Monday, August 15, 2011

National Park of Kobuk Valley


Location: Alaska
Established: December 2, 1980

Size: 1,750,000 acres (708,200 hectares)
"Now we were alone between fringes of spruce by a clear stream where tundra went up the sides of mountains," wrote John McPhee in Coming into the Country. The Kobuk Valley, said McPhee, "was, in all likelihood, the most isolated wilderness I would ever see." Located entirely above the Arctic Circle, Kobuk Valley has fewer tourist visits than any other national park. Float a river here in late August and the only other humans you're likely to encounter are Inupiat hunting the caribou that migrate through each year.
Thirteen thousand years ago, when continental glaciers covered much of North America and a land bridge connected Alaska and Asia, Kobuk Valley was an ice-free refuge with grassy tundra similar to that found in Siberia today. Bison, mastodons, and mammoths roamed the valley, along with the humans who hunted them. Since then, the climate has shifted, and sea level has risen to flood the land bridge; many of the early mammals have disappeared. But today's shrubby flora harbors relicts of the preglacial steppe, and in the cold, hard ground lie the legacies of ancient animals and peoples.
Here the Kobuk Valley, cordoned off by the Baird and Waring Mountains, protects the midsection of the Kobuk River, the drainage of the Wild and Scenic Salmon River, and an array of wildlife.
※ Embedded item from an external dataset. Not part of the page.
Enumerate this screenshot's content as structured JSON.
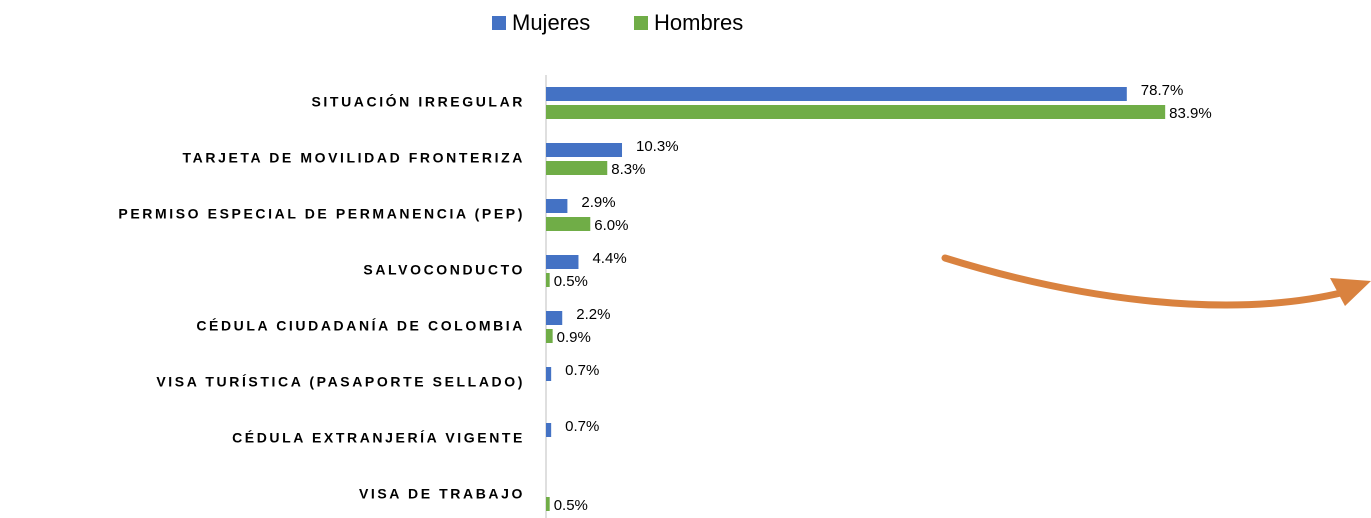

This is where the boreal forest reaches its northern limit, and the North American and Asiatic flyways cross. Pockets of tundra blend into birch and spruce, dwarfed by blasts of freezing air. And along the Kobuk River stretch 25 square miles (65 square kilometers) of active sand dunes, where summer temperatures can climb to 100°F (38°C).
Kobuk Valley National Park's management plan encourages traditional native subsistence practices over tourism, so no facilities or trails lie within the park.